Mr. Dratel is a frequent writer, lecturer, and speaker on a wide variety of criminal law and national security topics, and his articles have been published in the Cardozo Public Law, Policy and Ethics Journal, New York Law School Law Review, Wayne State Law Review, Toledo Law Review, Seton Hall Law Review, New York City Law Review, The Journal of the National Security Forum at William Mitchell College of Law, The Champion, Guernica Magazine, The Mouthpiece, Tom Dispatch, and Criminal Justice Weekly. He has been a guest legal commentator on MSNBC, ABC World News Tonight, CBS News, NBC Nightly News, CNN, New York 1, FOX New York, Al Jazeera, and National Public Radio.

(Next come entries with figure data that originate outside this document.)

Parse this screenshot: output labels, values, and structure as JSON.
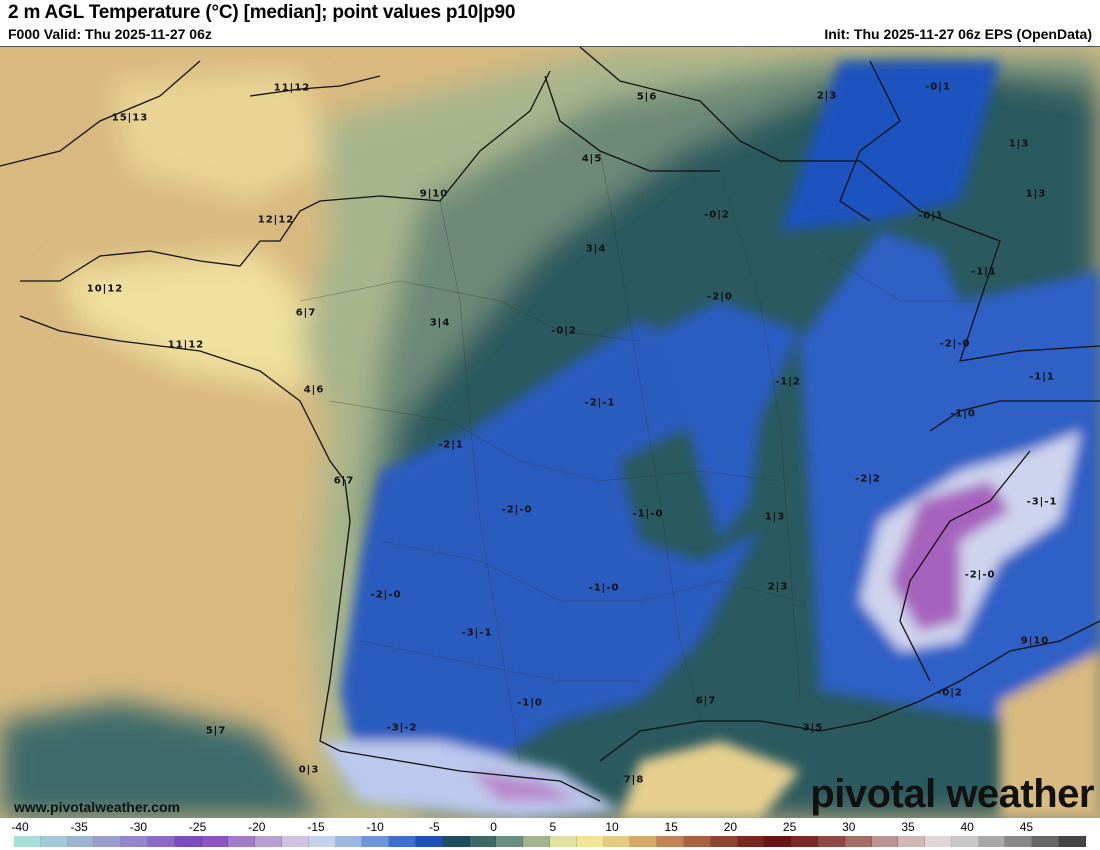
{
  "header": {
    "title": "2 m AGL Temperature (°C) [median]; point values p10|p90",
    "valid": "F000 Valid: Thu 2025-11-27 06z",
    "init": "Init: Thu 2025-11-27 06z EPS (OpenData)"
  },
  "map": {
    "point_values": [
      "15|13",
      "11|12",
      "12|12",
      "9|10",
      "10|12",
      "6|7",
      "11|12",
      "3|4",
      "4|6",
      "5|6",
      "2|3",
      "-0|1",
      "4|5",
      "1|3",
      "1|3",
      "-0|2",
      "-0|1",
      "3|4",
      "-1|1",
      "-2|0",
      "-0|2",
      "-2|-0",
      "-1|1",
      "-1|2",
      "-2|-1",
      "-1|0",
      "-2|1",
      "6|7",
      "-2|2",
      "-3|-1",
      "-2|-0",
      "-1|-0",
      "1|3",
      "-2|-0",
      "-2|-0",
      "-1|-0",
      "2|3",
      "-3|-1",
      "9|10",
      "-0|2",
      "-1|0",
      "6|7",
      "3|5",
      "5|7",
      "-3|-2",
      "0|3",
      "7|8"
    ],
    "website": "www.pivotalweather.com",
    "brand": "pivotal weather"
  },
  "colorbar": {
    "ticks": [
      "-40",
      "-35",
      "-30",
      "-25",
      "-20",
      "-15",
      "-10",
      "-5",
      "0",
      "5",
      "10",
      "15",
      "20",
      "25",
      "30",
      "35",
      "40",
      "45"
    ],
    "colors": [
      "#a8dcd9",
      "#a3c9d6",
      "#9fb4d4",
      "#9b9ed1",
      "#9486cc",
      "#8a6cc6",
      "#7c4bbd",
      "#8e55c0",
      "#a27cc8",
      "#b8a0d2",
      "#cfc3df",
      "#c3d3ea",
      "#9bb7e2",
      "#6f95d9",
      "#3f6ecc",
      "#1f4fb8",
      "#1e4f5a",
      "#3d6a67",
      "#6b8f7e",
      "#a3b58e",
      "#e0e2a4",
      "#f2e59a",
      "#e6c986",
      "#d5a86c",
      "#c08556",
      "#a7623f",
      "#8c4330",
      "#77281f",
      "#6a1515",
      "#7a2a24",
      "#8e4a42",
      "#a56d67",
      "#bb938f",
      "#d0b8b5",
      "#e0d6d6",
      "#c8c8c8",
      "#a8a8a8",
      "#888",
      "#666",
      "#444"
    ]
  }
}
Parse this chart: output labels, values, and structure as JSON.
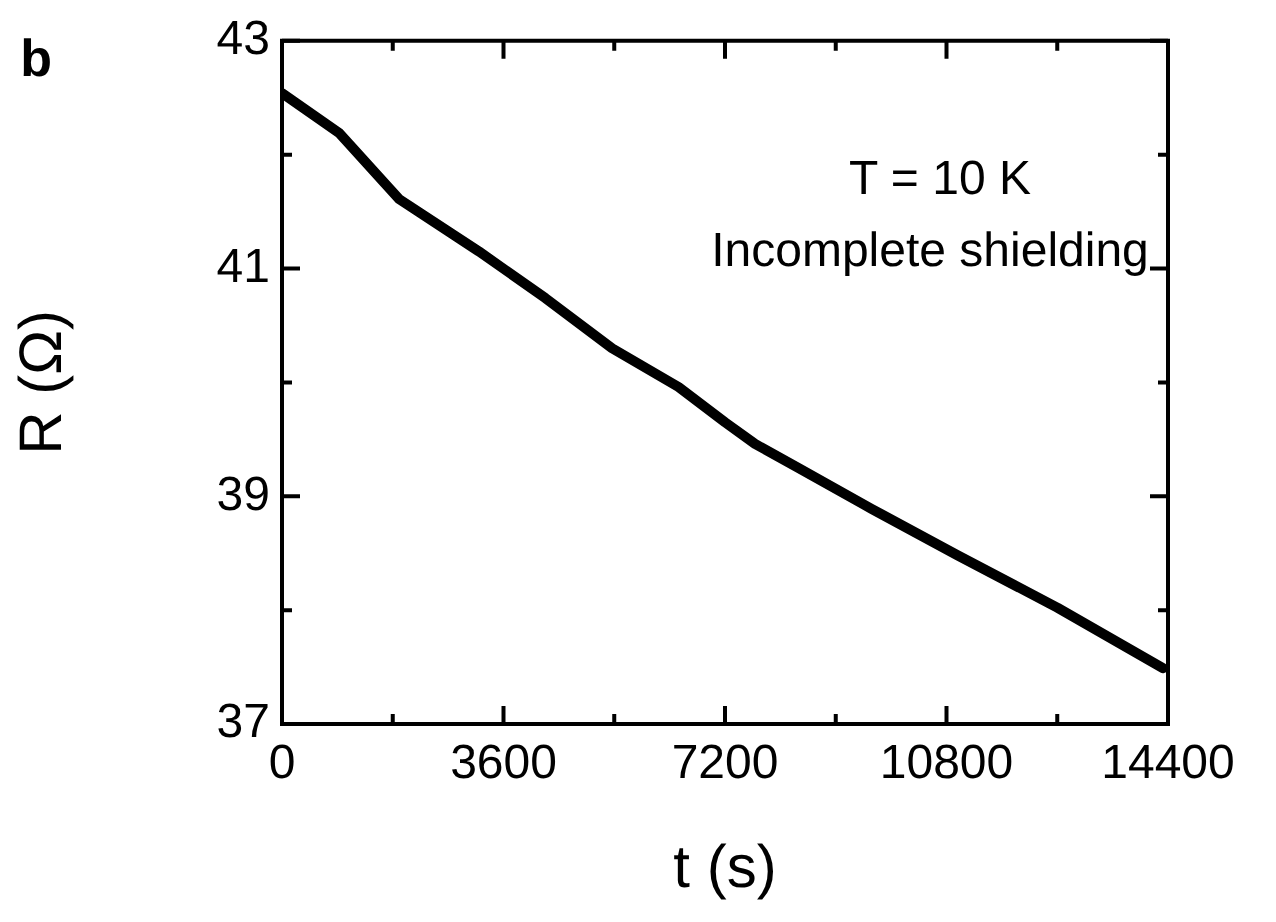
{
  "chart_data": {
    "type": "line",
    "xlabel": "t (s)",
    "ylabel": "R (Ω)",
    "annotations": [
      "b",
      "T = 10 K",
      "Incomplete shielding"
    ],
    "xlim": [
      0,
      14400
    ],
    "ylim": [
      37,
      43
    ],
    "xticks": [
      0,
      {
        "value": 1800,
        "label": null
      },
      3600,
      {
        "value": 5400,
        "label": null
      },
      7200,
      {
        "value": 9000,
        "label": null
      },
      10800,
      {
        "value": 12600,
        "label": null
      },
      14400
    ],
    "yticks": [
      37,
      {
        "value": 38,
        "label": null
      },
      39,
      {
        "value": 40,
        "label": null
      },
      41,
      {
        "value": 42,
        "label": null
      },
      43
    ],
    "grid": false,
    "legend": false,
    "marker": "none",
    "line_style": "solid",
    "series": [
      {
        "color": "#000000",
        "x": [
          0,
          931,
          1904,
          3201,
          4282,
          5364,
          6445,
          7200,
          7688,
          8391,
          9581,
          10986,
          12608,
          14317
        ],
        "values": [
          42.54,
          42.19,
          41.61,
          41.15,
          40.74,
          40.3,
          39.96,
          39.65,
          39.46,
          39.25,
          38.89,
          38.48,
          38.02,
          37.49
        ]
      }
    ]
  }
}
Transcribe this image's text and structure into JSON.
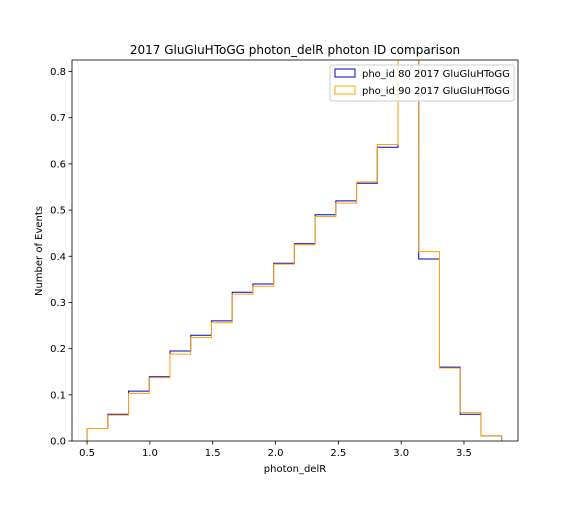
{
  "chart_data": {
    "type": "step-histogram",
    "title": "2017 GluGluHToGG photon_delR photon ID comparison",
    "xlabel": "photon_delR",
    "ylabel": "Number of Events",
    "xlim": [
      0.38,
      3.93
    ],
    "ylim": [
      0,
      0.825
    ],
    "xticks": [
      "0.5",
      "1.0",
      "1.5",
      "2.0",
      "2.5",
      "3.0",
      "3.5"
    ],
    "yticks": [
      "0.0",
      "0.1",
      "0.2",
      "0.3",
      "0.4",
      "0.5",
      "0.6",
      "0.7",
      "0.8"
    ],
    "legend_position": "top-right",
    "grid": false,
    "bin_edges": [
      0.5,
      0.665,
      0.83,
      0.995,
      1.16,
      1.325,
      1.49,
      1.655,
      1.82,
      1.985,
      2.15,
      2.315,
      2.48,
      2.645,
      2.81,
      2.975,
      3.14,
      3.305,
      3.47,
      3.635,
      3.8
    ],
    "series": [
      {
        "name": "pho_id 80 2017 GluGluHToGG",
        "color": "#0000cc",
        "values": [
          0.027,
          0.058,
          0.108,
          0.139,
          0.195,
          0.229,
          0.26,
          0.322,
          0.34,
          0.385,
          0.427,
          0.49,
          0.52,
          0.558,
          0.636,
          0.83,
          0.394,
          0.16,
          0.058,
          0.011
        ]
      },
      {
        "name": "pho_id 90 2017 GluGluHToGG",
        "color": "#ffa500",
        "values": [
          0.027,
          0.056,
          0.103,
          0.137,
          0.188,
          0.224,
          0.256,
          0.318,
          0.335,
          0.383,
          0.425,
          0.486,
          0.515,
          0.561,
          0.642,
          0.83,
          0.41,
          0.158,
          0.062,
          0.011
        ]
      }
    ]
  }
}
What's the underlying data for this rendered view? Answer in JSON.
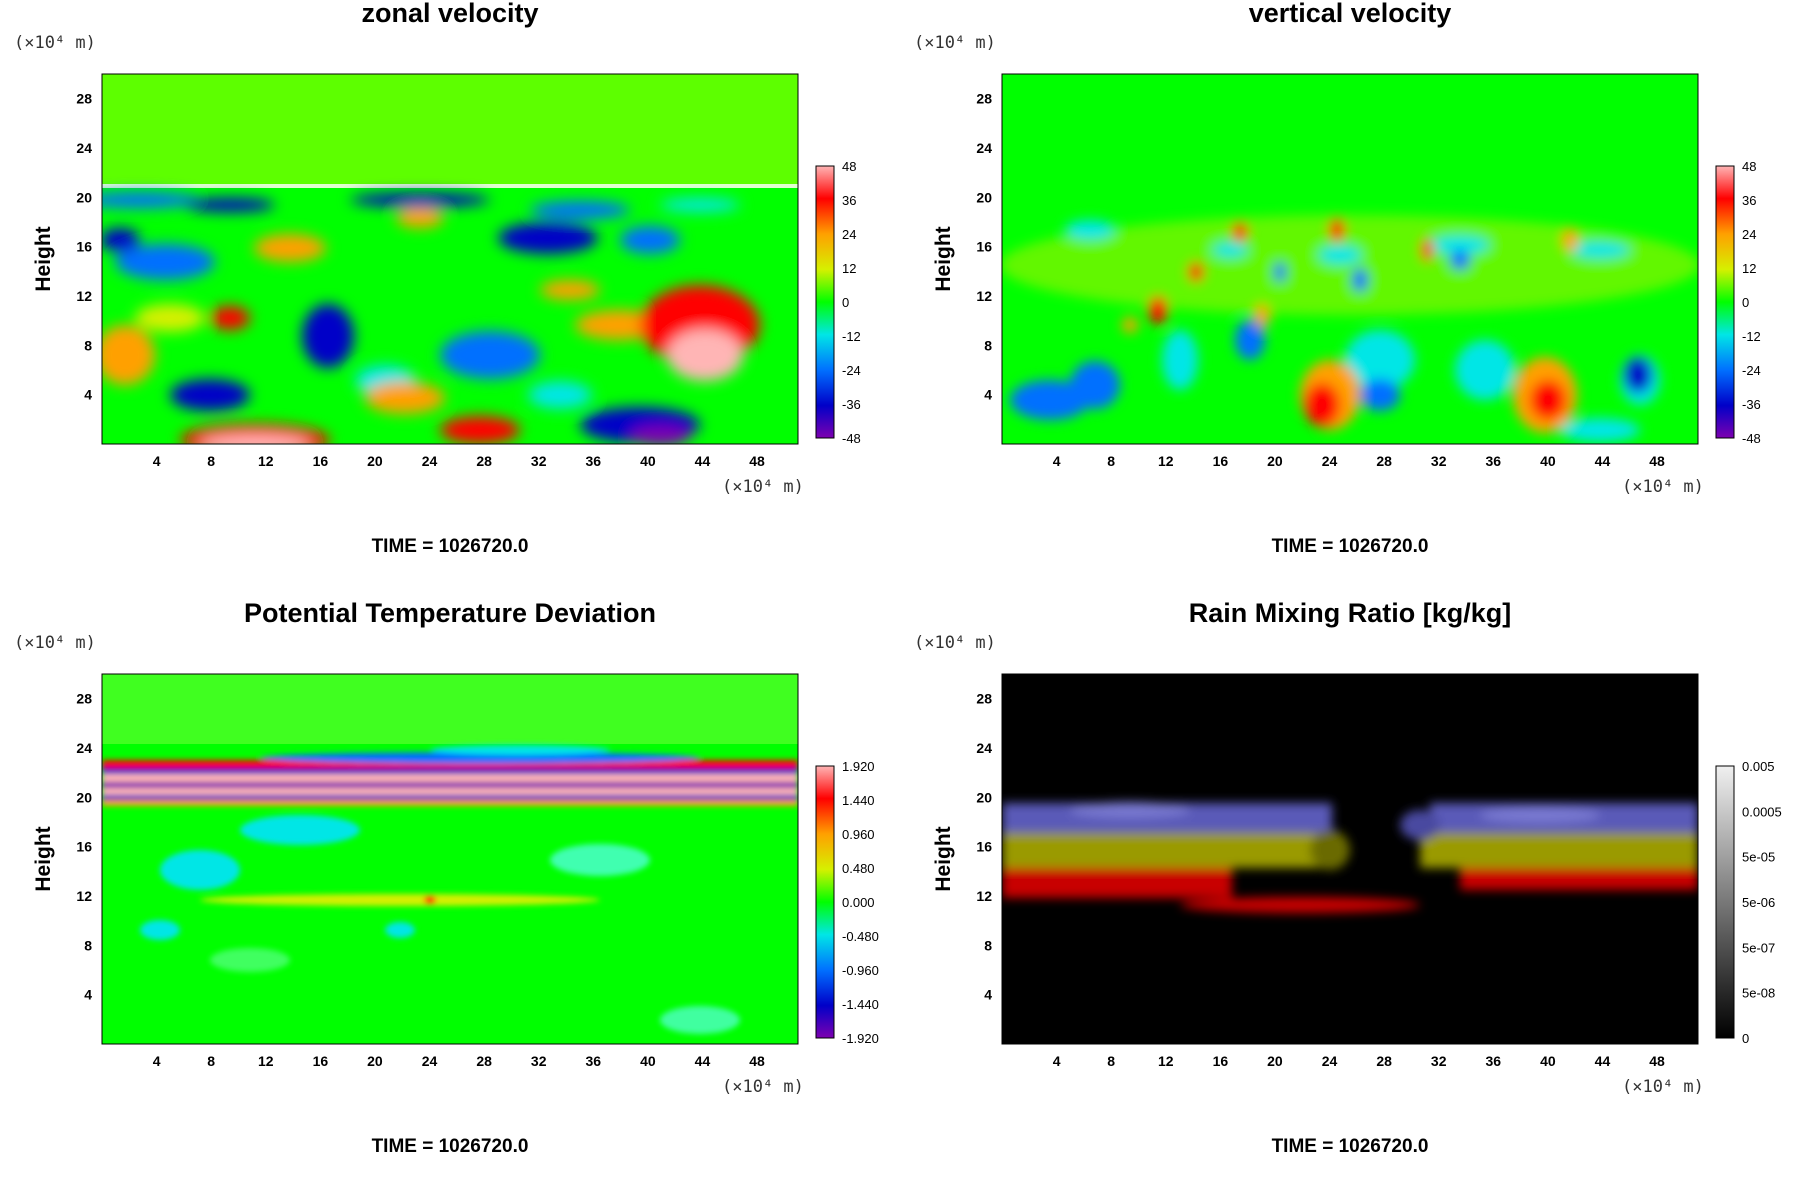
{
  "chart_data": [
    {
      "type": "heatmap",
      "title": "zonal velocity",
      "ylabel": "Height",
      "x_unit": "(×10⁴ m)",
      "y_unit": "(×10⁴ m)",
      "x_ticks": [
        "4",
        "8",
        "12",
        "16",
        "20",
        "24",
        "28",
        "32",
        "36",
        "40",
        "44",
        "48"
      ],
      "y_ticks": [
        "4",
        "8",
        "12",
        "16",
        "20",
        "24",
        "28"
      ],
      "xlim": [
        0,
        51
      ],
      "ylim": [
        0,
        30
      ],
      "colorbar_labels": [
        "48",
        "36",
        "24",
        "12",
        "0",
        "-12",
        "-24",
        "-36",
        "-48"
      ],
      "colormap": "rainbow",
      "footer": "TIME = 1026720.0"
    },
    {
      "type": "heatmap",
      "title": "vertical velocity",
      "ylabel": "Height",
      "x_unit": "(×10⁴ m)",
      "y_unit": "(×10⁴ m)",
      "x_ticks": [
        "4",
        "8",
        "12",
        "16",
        "20",
        "24",
        "28",
        "32",
        "36",
        "40",
        "44",
        "48"
      ],
      "y_ticks": [
        "4",
        "8",
        "12",
        "16",
        "20",
        "24",
        "28"
      ],
      "xlim": [
        0,
        51
      ],
      "ylim": [
        0,
        30
      ],
      "colorbar_labels": [
        "48",
        "36",
        "24",
        "12",
        "0",
        "-12",
        "-24",
        "-36",
        "-48"
      ],
      "colormap": "rainbow",
      "footer": "TIME = 1026720.0"
    },
    {
      "type": "heatmap",
      "title": "Potential Temperature Deviation",
      "ylabel": "Height",
      "x_unit": "(×10⁴ m)",
      "y_unit": "(×10⁴ m)",
      "x_ticks": [
        "4",
        "8",
        "12",
        "16",
        "20",
        "24",
        "28",
        "32",
        "36",
        "40",
        "44",
        "48"
      ],
      "y_ticks": [
        "4",
        "8",
        "12",
        "16",
        "20",
        "24",
        "28"
      ],
      "xlim": [
        0,
        51
      ],
      "ylim": [
        0,
        30
      ],
      "colorbar_labels": [
        "1.920",
        "1.440",
        "0.960",
        "0.480",
        "0.000",
        "-0.480",
        "-0.960",
        "-1.440",
        "-1.920"
      ],
      "colormap": "rainbow",
      "footer": "TIME = 1026720.0"
    },
    {
      "type": "heatmap",
      "title": "Rain Mixing Ratio [kg/kg]",
      "ylabel": "Height",
      "x_unit": "(×10⁴ m)",
      "y_unit": "(×10⁴ m)",
      "x_ticks": [
        "4",
        "8",
        "12",
        "16",
        "20",
        "24",
        "28",
        "32",
        "36",
        "40",
        "44",
        "48"
      ],
      "y_ticks": [
        "4",
        "8",
        "12",
        "16",
        "20",
        "24",
        "28"
      ],
      "xlim": [
        0,
        51
      ],
      "ylim": [
        0,
        30
      ],
      "colorbar_labels": [
        "0.005",
        "0.0005",
        "5e-05",
        "5e-06",
        "5e-07",
        "5e-08",
        "0"
      ],
      "colormap": "gray",
      "footer": "TIME = 1026720.0"
    }
  ]
}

Mr. Dratel has made CLE presentations for lawline.com on the subjects of "Federal Grand Jury Practice for Defense Attorneys," Parts 1 & 2, and "Insight Into Extradition Practices," both of which are available from lawline.com.

Mr. Dratel is admitted to practice in New York State, the United States Supreme Court, the United States District Courts for the Southern, Eastern, Western, and Northern Districts of New York, in other federal district courts in other states, and in the United States Court of Appeals for the First, Second, Third, Fourth, Fifth, Eighth and Ninth Circuits. He is AV-rated by Martindale Hubbell.

Mr. Dratel graduated magna cum laude from Columbia College in 1978 and from Harvard Law School in 1981.

Joshua Dratel has earned a national reputation as a trial and appellate lawyer extraordinarily willing and able to represent the interests of individual clients vigorously in all areas of criminal and civil litigation.